I absolutely adore my family, and I will drop just about anything to attend a family get together, but I especially look forward to the annual family Christmas dinner at my mom and dad's house, which happened on December 11th this year.
The Wheaton Family Christmas (2005 edition) was exactly like any other of the always-awesome Wheaton Family Christmas gatherings, with one exception that was so painful, I wrote an essay about it for Salon.com called The Real War on Christmas, which is excerpted on the flip . . .
This year it looked as though it would be a typical family gathering. But that all changed when I walked through the living room on my way to get some eggnog. I asked my younger sister, who was flipping through the channels on the television, what she was looking for.
"I'm trying to find Court TV," she said.
"Why?" I said.
"Because the governor is supposed to announce whether he is granting clemency for Tookie Williams at 3 p.m.," she said.
I was surprised to hear she cared, because my sister has always been pretty nonpolitical. "I don't think he will grant clemency...," I began to say. But before I could add, "because he's going to try to win back his hardcore base with this," she spat at me, "He'd better not!"
My sister was a death-penalty proponent? That was news to me. I didn't want to upset the family gathering, so I decided to just let this one go.
"OK," I said, "I guess we'd better not talk about this."
But just then, my father walked into the room.
"Wil thinks Tookie Williams shouldn't be executed," she said.
Oh boy.
"What?" My dad said. Not to my sister, to me.
Here we go.
"Well," I said, "I don't believe in the death penalty, so..."

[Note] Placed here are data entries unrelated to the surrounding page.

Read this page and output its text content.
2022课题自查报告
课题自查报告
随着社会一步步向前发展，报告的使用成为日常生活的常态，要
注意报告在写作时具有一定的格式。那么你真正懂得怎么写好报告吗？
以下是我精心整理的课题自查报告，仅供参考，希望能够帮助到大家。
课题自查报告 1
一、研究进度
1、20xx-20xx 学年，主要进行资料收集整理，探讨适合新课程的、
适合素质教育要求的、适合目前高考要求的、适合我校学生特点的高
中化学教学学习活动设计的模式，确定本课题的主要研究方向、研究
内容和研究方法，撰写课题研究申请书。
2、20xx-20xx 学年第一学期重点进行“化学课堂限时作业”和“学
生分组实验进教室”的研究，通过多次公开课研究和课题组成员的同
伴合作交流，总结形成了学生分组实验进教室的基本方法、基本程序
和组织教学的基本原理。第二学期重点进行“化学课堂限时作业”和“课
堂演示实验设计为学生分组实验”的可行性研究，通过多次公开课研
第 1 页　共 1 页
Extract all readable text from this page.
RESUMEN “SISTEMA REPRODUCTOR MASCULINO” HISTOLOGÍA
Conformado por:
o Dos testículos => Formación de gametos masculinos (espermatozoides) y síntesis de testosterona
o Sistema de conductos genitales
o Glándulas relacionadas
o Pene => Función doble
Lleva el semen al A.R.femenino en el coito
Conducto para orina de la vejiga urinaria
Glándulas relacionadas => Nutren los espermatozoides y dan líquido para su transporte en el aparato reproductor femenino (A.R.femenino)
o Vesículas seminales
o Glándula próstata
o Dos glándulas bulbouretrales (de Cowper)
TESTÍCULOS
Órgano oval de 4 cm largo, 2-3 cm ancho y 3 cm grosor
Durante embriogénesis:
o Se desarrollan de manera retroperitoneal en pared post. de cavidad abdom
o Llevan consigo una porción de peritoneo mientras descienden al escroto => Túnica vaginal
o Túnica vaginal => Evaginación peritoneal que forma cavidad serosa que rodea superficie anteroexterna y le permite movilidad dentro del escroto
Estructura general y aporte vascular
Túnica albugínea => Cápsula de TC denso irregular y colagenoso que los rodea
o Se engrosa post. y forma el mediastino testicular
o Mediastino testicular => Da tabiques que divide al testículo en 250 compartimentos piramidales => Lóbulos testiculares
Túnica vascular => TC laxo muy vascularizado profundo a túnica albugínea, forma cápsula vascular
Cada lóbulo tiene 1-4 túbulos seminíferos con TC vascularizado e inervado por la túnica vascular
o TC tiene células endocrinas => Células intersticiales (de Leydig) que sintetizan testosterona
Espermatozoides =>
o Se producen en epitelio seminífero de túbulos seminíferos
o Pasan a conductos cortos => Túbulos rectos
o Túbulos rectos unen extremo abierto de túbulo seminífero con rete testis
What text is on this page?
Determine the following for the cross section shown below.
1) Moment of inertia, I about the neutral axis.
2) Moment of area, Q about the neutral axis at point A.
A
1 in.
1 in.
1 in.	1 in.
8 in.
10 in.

You know those optical illusion drawings, where you're looking at a smiling man, then suddenly he's become a werewolf? Faster than you could say "Fox News," my dad was screaming at me, Bill O'Reilly-style.
"... an eye for an eye and a tooth for a tooth! He killed four..." he stabbed at the air with four fingers on his left hand, "four people in cold blood and deserves! to! die!"
I briefly made eye contact with my stepson, Nolan, who sat just behind my father on my parents' couch. His face flushed and he quickly looked away. My sister had stopped her channel surfing on a shopping network, and he looked awfully interested in putting a sapphire ring on easy-pay. While my dad continued to scream about biblical vengeance, I went into shock. Just minutes earlier, we'd stood together outside on the deck and laughed with each other as he congratulated me for a great finish I'd had the previous day at a poker tournament in Las Vegas. In fact, I'd cut my trip short, specifically so I wouldn't miss the family Christmas.
What a difference five minutes makes. While he screamed at me, I wanted to ask, "Who are you, and what have you done with the man who raised me to be tolerant, patient, peaceful and charitable?" Instead, I said, as calmly as I could, "Dad, I just don't believe in the death penalty. It is unevenly applied to poor people, and clearly doesn't work as a deterrent..."
"It doesn't work as a deterrent because they allow these scum to stay alive for 25 years before they give them what they deserve!" I hadn't seen my dad this angry since I was a sophomore in high school and my friends and I woke up my mom after midnight one night because we got a little worked up in a Nintendo game of "Blades of Steel."
"Dad," I said, "living in prison for 25 years isn't anything to be happy about..."
"Like hell it isn't!" he bellowed. "They get satellite television, and weights, and free meals, and jobs, and a library..."
"And raped, and beaten by guards, and sold as slaves by prison gangs," I said. "That really sounds good to you? Because it sounds like a pretty lousy life for violent criminals, which is exactly what they deserve."
He violently shook his head at me and drew a deep breath. "The victims' families get to watch that animal die! If they don't get to watch him die, how can they get the closure they deserve?" Before I could reply, and he could launch into another round of talking points, I was unintentionally saved by my brother, who called our dad to come outside and help him with the turkey on the barbecue.
He turned quickly, and stormed out of the room, followed by my sister.
I have to make something excruciatingly clear: I don't only love my dad, I
like my dad, and I love being with him and my mom whenever I get the chance. I talked to my dad before this essay was published, because I didn't want him to be blindsided by it, and he told me that he was proud of me for writing it, and having it published in a prestigious publication like Salon.
I have been loudly criticized by my fellow lefties for suggesting that prisoners "deserve" to be raped while incarcerated -- I do not feel that way, and I blame a poor choice of words for causing that confusion. I don't believe prisoners "deserve" any of the misery they endure in prison, but I do believe that they deserve to be there if they've been correctly convicted of a crime. In fact, prison is the best place for violent people who are a threat to the rest of our society.
This essay is less about a political disagreement with my father than it is about the current state of political discourse in the USA, and really isn't about the merits of the death penalty. I get the sense that most people understand this, but for the few who don't, (including some idiot who left a comment at Salon where he called my dad all sorts of names) I wanted to be crystal clear.
And, despite The Great Eye For An Eye Explosion of 2005, I'm meeting my parents for dinner and games tomorrow night at their house, with my siblings and my wife, and I can't wait.